The Blanche river (rivière Blanche, /fr/, lit. 'White River') is a tributary of the Nicolet River which flows on the south shore of the St. Lawrence River. The Blanche River flows entirely in the municipality of Chesterville, in the Arthabaska Regional County Municipality (MRC), in the Centre-du-Québec region, in the province of Quebec, in Canada.

== Geography ==

The neighboring hydrographic slopes of the Blanche River are:
- north side: Gobeil stream, Bulstrode River, L'Heureux stream;
- east side: Gobeil stream, Marras stream, rivière du Huit, Bulstrode River;
- south side: Nicolet River, Aulnes stream;
- west side: Dumont River, Brooks River, Nicolet River.

The "Blanche River" has its source in the mountainous area at 5.2 km northeast of the village of Chesterville in the municipality of Chesterville and at 1.3 km to the southwest of the limit of the Municipality of Sainte-Hélène-de-Chester.

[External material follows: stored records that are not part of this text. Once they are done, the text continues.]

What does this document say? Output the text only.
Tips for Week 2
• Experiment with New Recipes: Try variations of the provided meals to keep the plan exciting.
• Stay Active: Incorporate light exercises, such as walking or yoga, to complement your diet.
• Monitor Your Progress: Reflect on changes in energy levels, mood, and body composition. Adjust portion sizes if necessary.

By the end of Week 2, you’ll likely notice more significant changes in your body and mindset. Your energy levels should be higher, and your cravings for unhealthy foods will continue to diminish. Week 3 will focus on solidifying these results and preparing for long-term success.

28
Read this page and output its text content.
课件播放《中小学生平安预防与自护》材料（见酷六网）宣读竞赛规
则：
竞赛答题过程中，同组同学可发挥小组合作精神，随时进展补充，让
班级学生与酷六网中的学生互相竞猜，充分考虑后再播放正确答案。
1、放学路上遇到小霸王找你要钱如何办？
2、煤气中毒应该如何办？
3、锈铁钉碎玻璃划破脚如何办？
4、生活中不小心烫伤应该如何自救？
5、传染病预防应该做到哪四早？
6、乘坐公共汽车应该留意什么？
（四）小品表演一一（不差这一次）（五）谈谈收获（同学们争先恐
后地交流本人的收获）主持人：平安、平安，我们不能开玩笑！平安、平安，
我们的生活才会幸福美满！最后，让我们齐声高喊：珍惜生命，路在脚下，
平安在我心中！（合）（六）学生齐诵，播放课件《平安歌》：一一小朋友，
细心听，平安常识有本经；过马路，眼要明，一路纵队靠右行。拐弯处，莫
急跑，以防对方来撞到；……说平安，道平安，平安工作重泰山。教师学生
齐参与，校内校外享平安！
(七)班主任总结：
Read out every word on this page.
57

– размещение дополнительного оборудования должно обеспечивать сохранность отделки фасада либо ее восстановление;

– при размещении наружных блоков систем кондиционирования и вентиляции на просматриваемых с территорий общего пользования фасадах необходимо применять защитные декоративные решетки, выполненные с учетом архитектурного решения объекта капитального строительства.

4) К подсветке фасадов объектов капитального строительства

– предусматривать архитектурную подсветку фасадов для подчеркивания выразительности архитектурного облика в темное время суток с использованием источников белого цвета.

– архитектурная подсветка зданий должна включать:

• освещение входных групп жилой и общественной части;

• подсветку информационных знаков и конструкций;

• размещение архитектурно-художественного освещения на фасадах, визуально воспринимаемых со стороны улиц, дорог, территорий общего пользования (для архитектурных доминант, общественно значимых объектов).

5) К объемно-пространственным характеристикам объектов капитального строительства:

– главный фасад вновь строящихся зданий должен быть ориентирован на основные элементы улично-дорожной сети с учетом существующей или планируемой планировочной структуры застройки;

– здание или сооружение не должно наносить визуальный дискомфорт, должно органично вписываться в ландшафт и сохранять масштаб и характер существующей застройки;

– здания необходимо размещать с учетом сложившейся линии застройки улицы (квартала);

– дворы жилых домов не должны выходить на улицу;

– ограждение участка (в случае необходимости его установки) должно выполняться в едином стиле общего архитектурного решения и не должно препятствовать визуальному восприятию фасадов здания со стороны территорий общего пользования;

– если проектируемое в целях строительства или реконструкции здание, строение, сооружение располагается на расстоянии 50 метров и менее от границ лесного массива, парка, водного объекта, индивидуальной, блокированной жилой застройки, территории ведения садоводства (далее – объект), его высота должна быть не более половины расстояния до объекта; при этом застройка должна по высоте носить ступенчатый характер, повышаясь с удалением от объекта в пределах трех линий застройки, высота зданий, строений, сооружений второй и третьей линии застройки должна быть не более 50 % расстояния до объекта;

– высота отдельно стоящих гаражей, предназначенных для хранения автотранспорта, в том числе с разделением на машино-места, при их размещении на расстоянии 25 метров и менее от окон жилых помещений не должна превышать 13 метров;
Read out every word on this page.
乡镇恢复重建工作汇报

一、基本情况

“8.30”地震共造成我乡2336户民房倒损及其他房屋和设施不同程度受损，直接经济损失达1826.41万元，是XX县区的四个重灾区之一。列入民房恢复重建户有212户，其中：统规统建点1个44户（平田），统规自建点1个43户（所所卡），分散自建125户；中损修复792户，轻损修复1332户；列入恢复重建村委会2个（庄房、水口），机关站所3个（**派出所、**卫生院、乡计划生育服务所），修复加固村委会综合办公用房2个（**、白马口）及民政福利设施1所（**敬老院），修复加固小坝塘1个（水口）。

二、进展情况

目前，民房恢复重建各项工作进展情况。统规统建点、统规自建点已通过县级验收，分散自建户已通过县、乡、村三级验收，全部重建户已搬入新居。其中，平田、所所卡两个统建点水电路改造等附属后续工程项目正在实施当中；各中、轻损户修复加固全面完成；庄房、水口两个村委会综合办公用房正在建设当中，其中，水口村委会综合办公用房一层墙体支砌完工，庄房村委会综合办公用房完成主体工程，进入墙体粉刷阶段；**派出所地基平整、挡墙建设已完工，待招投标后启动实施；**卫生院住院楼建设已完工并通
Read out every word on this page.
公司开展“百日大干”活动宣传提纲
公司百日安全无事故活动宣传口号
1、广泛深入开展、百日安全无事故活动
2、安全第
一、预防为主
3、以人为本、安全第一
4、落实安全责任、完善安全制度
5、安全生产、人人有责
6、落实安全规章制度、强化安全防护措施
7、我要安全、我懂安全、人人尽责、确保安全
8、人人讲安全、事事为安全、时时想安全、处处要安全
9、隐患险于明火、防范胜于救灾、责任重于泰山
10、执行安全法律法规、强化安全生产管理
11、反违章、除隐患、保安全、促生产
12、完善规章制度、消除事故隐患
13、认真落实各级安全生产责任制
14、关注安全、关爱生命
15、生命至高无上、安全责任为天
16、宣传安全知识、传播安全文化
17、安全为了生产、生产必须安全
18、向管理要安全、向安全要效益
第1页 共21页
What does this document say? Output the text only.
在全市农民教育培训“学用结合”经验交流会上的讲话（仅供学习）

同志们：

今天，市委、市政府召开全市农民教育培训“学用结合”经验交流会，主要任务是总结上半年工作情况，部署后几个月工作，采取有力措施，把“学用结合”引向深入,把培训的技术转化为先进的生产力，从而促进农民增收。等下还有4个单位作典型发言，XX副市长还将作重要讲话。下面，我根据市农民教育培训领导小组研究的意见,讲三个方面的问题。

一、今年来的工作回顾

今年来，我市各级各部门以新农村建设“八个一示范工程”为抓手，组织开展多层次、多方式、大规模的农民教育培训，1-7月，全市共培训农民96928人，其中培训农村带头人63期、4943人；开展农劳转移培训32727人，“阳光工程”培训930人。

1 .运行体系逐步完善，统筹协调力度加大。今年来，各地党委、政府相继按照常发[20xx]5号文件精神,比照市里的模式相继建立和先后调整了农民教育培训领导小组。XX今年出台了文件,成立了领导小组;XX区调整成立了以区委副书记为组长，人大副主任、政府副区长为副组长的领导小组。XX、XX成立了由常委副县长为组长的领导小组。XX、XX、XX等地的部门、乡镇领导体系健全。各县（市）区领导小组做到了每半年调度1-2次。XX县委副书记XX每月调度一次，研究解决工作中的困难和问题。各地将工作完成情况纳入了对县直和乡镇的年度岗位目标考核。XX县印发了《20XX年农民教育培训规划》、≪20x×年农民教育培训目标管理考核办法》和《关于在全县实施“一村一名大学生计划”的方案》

It flows over 10.5 km according to the following segmentsː
- 2.0 km southwesterly, crossing Chemin du Rang Campagna and Chemin Craig Nord, to the confluence of a stream (coming from the north);
- 4.5 km southward, up to the confluence of the Chûtes mortes stream;
- 0.8 km southward, passing under the Rang Fréchette road bridge and under the Rang Saint-Philippe road bridge, to the confluence of the Hamel watercourse;
- 3.2 km towards the southwest, crossing route 161, to its mouth.

The Blanche river flows on the east bank of the Nicolet River in the hamlet "Domaine-de-la-Halte", at 4.0 km (in direct line) to the south-east of center of the village of Chesterville, at 1.9 km downstream of the municipal limit of Saint-Rémi-de-Tingwick and at 4.8 km at north-west of the village of Ham-Nord.

== Toponymy ==

The toponym "rivière Blanche" was made official on September 5, 1985, at the Commission de toponymie du Québec.